Many years of many people, hundreds of people climbing in and out of my T Bucket has never hurt my body, had them scratch the paint a time or two, an easy fix.... press on any new car door and tell me just how SOLID it feels, I will take a bit of flex any day, all it is holding is paint... MY VIEW, You do as You like. :D
 
Yep I agree with Ted. We do the same thing, except we use epoxy glue to glue a 3/4" external (waterproof glued) ply liner to the inside of the firewall. Bracket her down to the frame rails and strong as you like. My boys car, I have braced the firewall back to the front roll hoop (have a cage) boys always being braver than fathers. Thick exterior grade ply like this has very good mechanical properties, rigidity and impact strength for two, and its only reluctantly inflammable.
 
Ted Brown said:
Well Guys, I will have to dissagree with all of those that seem to think that the bodies NEED wood in the sides, in over 30 to 40 years, I have NEVER wooded inside any body, except for the floors and inside the firewall, all 5/8" or better... When doing the inside of the firewall, stand the body up on the firewall, grind any seams or junk that is present, so that it is nice and flat and clean...Lay in a thick layer of (WET) mat, place the plywood firewall backing on the wet mat, apply weights to that plywood, buckets of sand, old metal whatever you can find for weight... let dry over night, then the next day apply another layer of mat all around the edges of that plywood to seal it up real good to the body, now it is one piece, strong as all get out, great to mount your steering column to with only 3 or 4 bolts needed, no other brace of any kind needed, just check out any of my old bodies from over the years, and remember that CCR was my company, they still do it the same way...
Someone mentioned seams in/on the outside of the body, well they are there because the molds bolt together there, and that means nothing as to the strength of the body, just need to be sanded off and primed and any filler to any pin holes is now done...
Many years of many people, hundreds of people climbing in and out of my T Bucket has never hurt my body, had them scratch the paint a time or two, an easy fix.... press on any new car door and tell me just how SOLID it feels, I will take a bit of flex any day, all it is holding is paint... MY VIEW, You do as You like. :D

Thanks!!! Do you have any pictures of underneath your dash?
 
I think there is at least one here, but I have a ton of pics up on my MySpace profile, plus a lot of blogg stuff on car building as far as how I like to do it... :D and my dash is only held on with two 1/4" studs & dome nuts. no bracing of any type under my dash. :)
 
Ted Brown said:
I think there is at least one here, but I have a ton of pics up on my MySpace profile, plus a lot of blogg stuff on car building as far as how I like to do it... :D and my dash is only held on with two 1/4" studs & dome nuts. no bracing of any type under my dash. :)
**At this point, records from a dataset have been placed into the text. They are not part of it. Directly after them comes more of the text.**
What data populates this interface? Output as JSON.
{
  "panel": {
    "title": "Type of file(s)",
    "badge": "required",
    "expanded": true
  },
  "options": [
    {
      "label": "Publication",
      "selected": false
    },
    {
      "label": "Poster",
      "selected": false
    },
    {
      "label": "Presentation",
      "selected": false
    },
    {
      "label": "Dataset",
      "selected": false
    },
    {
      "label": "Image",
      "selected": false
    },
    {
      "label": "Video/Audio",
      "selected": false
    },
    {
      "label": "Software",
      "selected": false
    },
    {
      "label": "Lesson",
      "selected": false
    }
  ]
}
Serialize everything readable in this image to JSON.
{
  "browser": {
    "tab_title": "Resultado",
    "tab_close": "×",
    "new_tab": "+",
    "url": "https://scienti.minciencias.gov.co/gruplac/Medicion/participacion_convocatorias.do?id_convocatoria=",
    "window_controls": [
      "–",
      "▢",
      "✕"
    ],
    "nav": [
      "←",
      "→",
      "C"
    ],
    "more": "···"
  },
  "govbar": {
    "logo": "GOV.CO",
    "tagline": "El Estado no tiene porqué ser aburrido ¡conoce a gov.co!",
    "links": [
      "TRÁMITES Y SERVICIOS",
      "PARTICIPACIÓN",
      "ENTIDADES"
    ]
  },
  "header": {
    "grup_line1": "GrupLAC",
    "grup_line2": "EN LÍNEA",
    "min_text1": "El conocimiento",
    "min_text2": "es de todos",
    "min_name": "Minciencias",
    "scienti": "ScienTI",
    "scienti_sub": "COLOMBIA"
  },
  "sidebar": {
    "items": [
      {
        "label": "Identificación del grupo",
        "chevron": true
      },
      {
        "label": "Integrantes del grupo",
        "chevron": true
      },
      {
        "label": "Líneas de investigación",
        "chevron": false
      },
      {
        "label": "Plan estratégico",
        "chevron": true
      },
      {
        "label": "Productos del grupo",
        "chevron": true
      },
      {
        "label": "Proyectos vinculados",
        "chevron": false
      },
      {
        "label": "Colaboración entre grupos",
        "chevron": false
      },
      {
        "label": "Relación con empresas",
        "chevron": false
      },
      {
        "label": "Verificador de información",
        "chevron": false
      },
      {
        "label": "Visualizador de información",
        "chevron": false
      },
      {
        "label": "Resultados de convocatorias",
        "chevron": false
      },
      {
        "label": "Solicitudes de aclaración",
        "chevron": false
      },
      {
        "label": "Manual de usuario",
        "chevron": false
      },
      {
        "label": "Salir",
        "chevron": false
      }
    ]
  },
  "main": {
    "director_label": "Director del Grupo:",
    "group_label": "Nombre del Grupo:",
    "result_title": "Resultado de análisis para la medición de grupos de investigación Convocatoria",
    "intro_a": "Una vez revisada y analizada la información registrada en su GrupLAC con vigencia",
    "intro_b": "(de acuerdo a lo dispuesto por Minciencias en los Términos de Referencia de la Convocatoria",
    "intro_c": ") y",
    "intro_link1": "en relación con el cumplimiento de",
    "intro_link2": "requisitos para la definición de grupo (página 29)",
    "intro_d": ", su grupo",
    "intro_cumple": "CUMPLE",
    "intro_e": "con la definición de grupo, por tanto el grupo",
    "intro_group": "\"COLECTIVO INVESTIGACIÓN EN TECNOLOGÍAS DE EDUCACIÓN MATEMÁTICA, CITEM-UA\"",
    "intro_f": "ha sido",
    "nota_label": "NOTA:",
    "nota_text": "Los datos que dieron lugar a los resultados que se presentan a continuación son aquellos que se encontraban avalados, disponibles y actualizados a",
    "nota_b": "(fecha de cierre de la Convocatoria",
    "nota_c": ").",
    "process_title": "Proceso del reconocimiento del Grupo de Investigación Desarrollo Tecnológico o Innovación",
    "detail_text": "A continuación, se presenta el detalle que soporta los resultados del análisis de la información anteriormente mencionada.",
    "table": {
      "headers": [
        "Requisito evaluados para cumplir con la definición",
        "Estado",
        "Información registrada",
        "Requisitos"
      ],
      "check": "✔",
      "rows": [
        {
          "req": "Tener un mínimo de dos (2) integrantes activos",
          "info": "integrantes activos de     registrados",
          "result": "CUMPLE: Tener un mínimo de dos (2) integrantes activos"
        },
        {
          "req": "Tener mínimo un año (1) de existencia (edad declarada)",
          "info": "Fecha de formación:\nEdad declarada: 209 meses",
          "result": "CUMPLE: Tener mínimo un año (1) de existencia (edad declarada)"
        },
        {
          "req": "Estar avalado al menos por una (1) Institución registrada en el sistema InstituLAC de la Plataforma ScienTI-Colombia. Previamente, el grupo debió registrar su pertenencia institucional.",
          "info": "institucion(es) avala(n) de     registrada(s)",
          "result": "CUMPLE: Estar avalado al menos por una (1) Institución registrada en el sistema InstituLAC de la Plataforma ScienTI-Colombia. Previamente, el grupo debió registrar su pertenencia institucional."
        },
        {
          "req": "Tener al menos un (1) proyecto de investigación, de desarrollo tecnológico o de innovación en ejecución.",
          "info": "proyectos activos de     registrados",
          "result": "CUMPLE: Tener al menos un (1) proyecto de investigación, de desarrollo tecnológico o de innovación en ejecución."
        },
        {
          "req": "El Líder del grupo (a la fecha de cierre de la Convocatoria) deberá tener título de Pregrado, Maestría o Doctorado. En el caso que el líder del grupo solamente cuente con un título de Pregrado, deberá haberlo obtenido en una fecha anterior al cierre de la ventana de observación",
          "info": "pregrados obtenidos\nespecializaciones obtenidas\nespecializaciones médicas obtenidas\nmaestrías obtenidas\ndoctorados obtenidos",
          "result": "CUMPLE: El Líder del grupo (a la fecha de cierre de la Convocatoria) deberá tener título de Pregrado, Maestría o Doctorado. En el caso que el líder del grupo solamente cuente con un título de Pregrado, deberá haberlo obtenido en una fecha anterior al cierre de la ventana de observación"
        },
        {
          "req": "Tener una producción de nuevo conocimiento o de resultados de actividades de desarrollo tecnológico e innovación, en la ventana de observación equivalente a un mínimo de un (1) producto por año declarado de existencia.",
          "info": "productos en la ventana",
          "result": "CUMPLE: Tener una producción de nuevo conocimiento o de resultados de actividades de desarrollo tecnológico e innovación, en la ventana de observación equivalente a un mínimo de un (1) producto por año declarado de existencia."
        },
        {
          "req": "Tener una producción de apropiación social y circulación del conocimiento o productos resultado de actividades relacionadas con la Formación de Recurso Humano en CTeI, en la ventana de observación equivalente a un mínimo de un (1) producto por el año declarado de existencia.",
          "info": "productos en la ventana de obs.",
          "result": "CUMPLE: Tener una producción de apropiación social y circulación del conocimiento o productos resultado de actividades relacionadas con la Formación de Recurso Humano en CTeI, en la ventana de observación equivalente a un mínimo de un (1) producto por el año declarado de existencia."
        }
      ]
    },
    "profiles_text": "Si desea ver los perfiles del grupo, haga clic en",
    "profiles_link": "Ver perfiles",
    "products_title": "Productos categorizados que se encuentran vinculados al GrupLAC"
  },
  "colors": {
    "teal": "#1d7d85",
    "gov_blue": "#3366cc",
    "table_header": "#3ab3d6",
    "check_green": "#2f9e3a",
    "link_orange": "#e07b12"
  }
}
So then as far as the windshield posts goes, do you not run a brace across the the body to support that or when you say, " no bracing of any type under my dash", you literally mean just that?
 
dovehunter79 said:
So then as far as the windshield posts goes, do you not run a brace across the the body to support that or when you say, " no bracing of any type under my dash", you literally mean just that?
Thats what I said, NO bracing at all, if you read my thoughts about fitting any posts to any body, you will understand that when a post FITS the body, there is now no need for any other braces, and the bolts only hold them to the fit body part, no stress on the bolts at all, to speak of... :)
 
With my Total Aniversary Body The posts are molded into the body.The Body came from Total that way The body and posts are flush.